Goal Example pattern What it matches
Broad 3-character ICD block "^I47" I47, I470, I471, I472, …
Specific 4-character ICD codes only "^(I470|I472)$" only I470 or I472
Several exact ICD codes "^(I470|I472|I490|I493)$" only the listed ICD codes
Broad OPCS4 family "^K62" all K62* procedure codes
Specific OPCS4 procedure codes only "^(K576|K641)$" only K576 or K641

The start anchor ^ avoids matching a code fragment in the middle of a string. The end anchor $ avoids overmatching child codes. For example, ^I49 is appropriate for a broad I49 arrhythmia endpoint, but ^I493$ is safer when the intended endpoint is premature depolarization only.

For ventricular arrhythmia, a narrow ICD-10 + OPCS4 definition can be written as:

ventricular_arrhythmia_def <- create_disease_definition(
  name = "Ventricular Arrhythmia",
  icd10_pattern = "^(I470|I472|I490|I493)$",
  opcs4_pattern = "^(K576|K641)$"
)

This definition matches the requested ICD-10 codes I47.0, I47.2, I49.0, and I49.3, plus OPCS4 procedure codes K57.6 and K64.1. It does not match other I47*, I49*, K57*, or K64* codes.

For diseases with UKB algorithm-defined outcomes (Category 42), you can also add algorithm date/source fields:

copd_def <- create_disease_definition(
  name = "COPD",
  icd10_pattern = "^(J41|J42|J43|J44)",
  icd9_pattern = "^(490|491|492|496)",
  sr_codes = c(1112),
  death_icd10 = "^(J41|J42|J43|J44)",
  algo_date_field = 42016,
  algo_source_field = 42017
)

For diseases with UKB First Occurrence fields, add the date field IDs directly. The corresponding source fields are inferred automatically because UKB stores them as the next field ID:

mi_def <- create_disease_definition(
  name = "Myocardial Infarction",
  icd10_pattern = "^(I21|I22)",
  first_occurrence_fields = c(131298, 131300)
)

First Occurrence fields are 3-character ICD-10 outcomes. For example, 131298 is “Date I21 first reported”; 131299 is its source field. This means they are excellent for broad ICD-10 outcomes, but they should not be used to distinguish 4-character subtypes such as I714 versus I713.

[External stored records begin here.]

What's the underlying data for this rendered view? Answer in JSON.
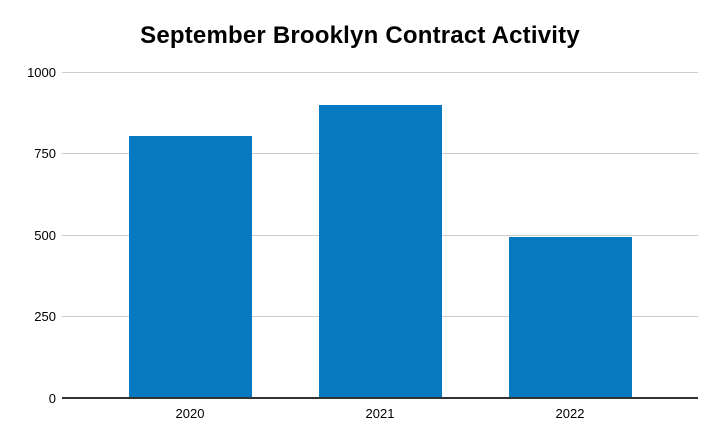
{
  "title": "September Brooklyn Contract Activity",
  "chart_data": {
    "type": "bar",
    "title": "September Brooklyn Contract Activity",
    "categories": [
      "2020",
      "2021",
      "2022"
    ],
    "values": [
      805,
      900,
      493
    ],
    "xlabel": "",
    "ylabel": "",
    "ylim": [
      0,
      1000
    ],
    "yticks": [
      0,
      250,
      500,
      750,
      1000
    ],
    "grid": true,
    "legend": false,
    "colors": {
      "bar": "#0779C1",
      "gridline": "#CCCCCC",
      "axis_line": "#333333",
      "text": "#000000",
      "background": "#FFFFFF"
    }
  }
}
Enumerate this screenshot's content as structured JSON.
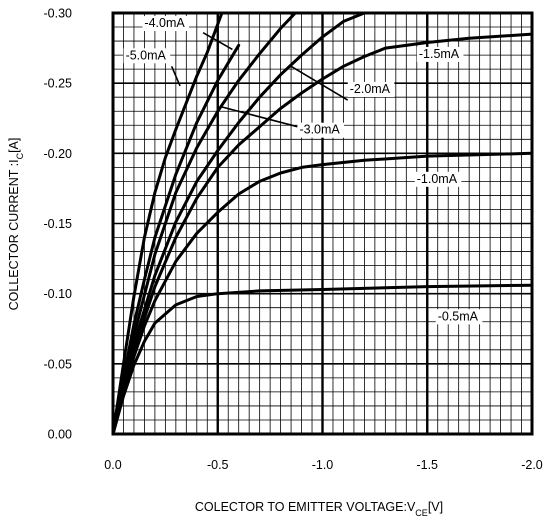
{
  "chart_data": {
    "type": "line",
    "title": "",
    "xlabel": {
      "main": "COLECTOR TO EMITTER VOLTAGE:V",
      "sub": "CE",
      "unit": "[V]"
    },
    "ylabel": {
      "main": "COLLECTOR CURRENT :I",
      "sub": "C",
      "unit": "[A]"
    },
    "xlim": [
      0.0,
      -2.0
    ],
    "ylim": [
      0.0,
      -0.3
    ],
    "x_ticks": [
      0.0,
      -0.5,
      -1.0,
      -1.5,
      -2.0
    ],
    "x_tick_labels": [
      "0.0",
      "-0.5",
      "-1.0",
      "-1.5",
      "-2.0"
    ],
    "y_ticks": [
      0.0,
      -0.05,
      -0.1,
      -0.15,
      -0.2,
      -0.25,
      -0.3
    ],
    "y_tick_labels": [
      "0.00",
      "-0.05",
      "-0.10",
      "-0.15",
      "-0.20",
      "-0.25",
      "-0.30"
    ],
    "grid": true,
    "legend": "none",
    "series": [
      {
        "name": "-0.5mA",
        "label_at": [
          -1.55,
          -0.081
        ],
        "x": [
          0.0,
          -0.05,
          -0.1,
          -0.15,
          -0.2,
          -0.3,
          -0.4,
          -0.5,
          -0.7,
          -1.0,
          -1.5,
          -2.0
        ],
        "y": [
          0.0,
          -0.027,
          -0.049,
          -0.066,
          -0.079,
          -0.092,
          -0.098,
          -0.1,
          -0.102,
          -0.103,
          -0.105,
          -0.106
        ]
      },
      {
        "name": "-1.0mA",
        "label_at": [
          -1.45,
          -0.179
        ],
        "x": [
          0.0,
          -0.05,
          -0.1,
          -0.15,
          -0.2,
          -0.3,
          -0.4,
          -0.5,
          -0.6,
          -0.7,
          -0.8,
          -0.9,
          -1.0,
          -1.2,
          -1.5,
          -2.0
        ],
        "y": [
          0.0,
          -0.03,
          -0.055,
          -0.077,
          -0.095,
          -0.123,
          -0.143,
          -0.158,
          -0.171,
          -0.18,
          -0.186,
          -0.19,
          -0.192,
          -0.195,
          -0.198,
          -0.2
        ]
      },
      {
        "name": "-1.5mA",
        "label_at": [
          -1.46,
          -0.268
        ],
        "x": [
          0.0,
          -0.05,
          -0.1,
          -0.2,
          -0.3,
          -0.4,
          -0.5,
          -0.6,
          -0.7,
          -0.8,
          -0.9,
          -1.0,
          -1.1,
          -1.2,
          -1.3,
          -1.5,
          -1.7,
          -2.0
        ],
        "y": [
          0.0,
          -0.032,
          -0.06,
          -0.105,
          -0.14,
          -0.168,
          -0.19,
          -0.206,
          -0.219,
          -0.232,
          -0.243,
          -0.253,
          -0.262,
          -0.269,
          -0.275,
          -0.279,
          -0.282,
          -0.285
        ]
      },
      {
        "name": "-2.0mA",
        "label_at": [
          -1.13,
          -0.243
        ],
        "x": [
          0.0,
          -0.05,
          -0.1,
          -0.2,
          -0.3,
          -0.4,
          -0.5,
          -0.6,
          -0.7,
          -0.8,
          -0.9,
          -1.0,
          -1.1,
          -1.2
        ],
        "y": [
          0.0,
          -0.034,
          -0.064,
          -0.113,
          -0.151,
          -0.18,
          -0.202,
          -0.222,
          -0.24,
          -0.256,
          -0.27,
          -0.283,
          -0.294,
          -0.3
        ]
      },
      {
        "name": "-3.0mA",
        "label_at": [
          -0.89,
          -0.214
        ],
        "x": [
          0.0,
          -0.05,
          -0.1,
          -0.2,
          -0.3,
          -0.4,
          -0.5,
          -0.6,
          -0.7,
          -0.8,
          -0.87
        ],
        "y": [
          0.0,
          -0.036,
          -0.07,
          -0.128,
          -0.172,
          -0.204,
          -0.23,
          -0.252,
          -0.271,
          -0.289,
          -0.3
        ]
      },
      {
        "name": "-4.0mA",
        "label_at": [
          -0.15,
          -0.29
        ],
        "x": [
          0.0,
          -0.05,
          -0.1,
          -0.15,
          -0.2,
          -0.3,
          -0.4,
          -0.5,
          -0.6
        ],
        "y": [
          0.0,
          -0.04,
          -0.078,
          -0.11,
          -0.14,
          -0.185,
          -0.222,
          -0.252,
          -0.277
        ]
      },
      {
        "name": "-5.0mA",
        "label_at": [
          -0.06,
          -0.267
        ],
        "x": [
          0.0,
          -0.05,
          -0.1,
          -0.15,
          -0.2,
          -0.25,
          -0.3,
          -0.35,
          -0.4,
          -0.45,
          -0.52
        ],
        "y": [
          0.0,
          -0.05,
          -0.098,
          -0.14,
          -0.172,
          -0.197,
          -0.217,
          -0.236,
          -0.255,
          -0.272,
          -0.3
        ]
      }
    ]
  }
}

For cancer endpoints, use the cancer registry source. UKB stores cancer type as ICD-10 in field 40006, diagnosis date in 40005, tumour histology in 40011, and tumour behaviour in 40012:

lung_cancer_def <- create_disease_definition(
  name = "Lung Cancer",
  icd10_pattern = "^C34",
  death_icd10 = "^C34",
  cancer_icd10_pattern = "^C34",
  cancer_behaviour = 3L
)

Deprecated aliases icd10, icd9, and self_report are still accepted for backward compatibility.

If opcs4_pattern is not supplied, operative procedure data are ignored even if OPCS4 is included in sources.

When parsing algorithm and First Occurrence fields, both column naming styles are supported: p{field}_i0 and p{field}.

Arrhythmia example with ICD-10 + OPCS4

The predefined library now includes broad and subtype-specific arrhythmia endpoints such as Arrhythmia, Atrial_Fibrillation, Ventricular_Arrhythmia, AV_Block, Intraventricular_Block, and SVT.

rhythm_defs <- get_predefined_diseases()[
  c("Arrhythmia", "Atrial_Fibrillation", "Ventricular_Arrhythmia")
]

arrhythmia_dt <- build_survival_dataset(
  dt = ukb_data,
  disease_definitions = rhythm_defs,
  prevalent_sources = c("ICD10", "OPCS4"),
  outcome_sources = c("ICD10", "OPCS4"),
  primary_disease = "Arrhythmia"
)

You can combine it with predefined diseases:

all_diseases <- c(
  get_predefined_diseases()[c("Hypertension", "Arrhythmia")],
  list(CustomArrhythmia = arrhythmia_def)
)

Composite endpoints

Create composite endpoints by merging multiple definitions:

mace <- combine_disease_definitions(
  get_predefined_diseases()[c("MI", "Stroke", "HF")]
)

This merges ICD-10, ICD-9, OPCS4, cancer registry, First Occurrence, self-report, and death codes from all input definitions into a single combined definition.

Comparing data sources

To check how many cases each source contributes, use compare_data_sources():

library(data.table)
ukb_data <- fread("population.csv")
diseases <- get_predefined_diseases()[c("AA", "Hypertension")]

comparison <- compare_data_sources(ukb_data, diseases)
comparison

This returns a summary table showing case counts per source per disease, which is useful for justifying source selection in your manuscript.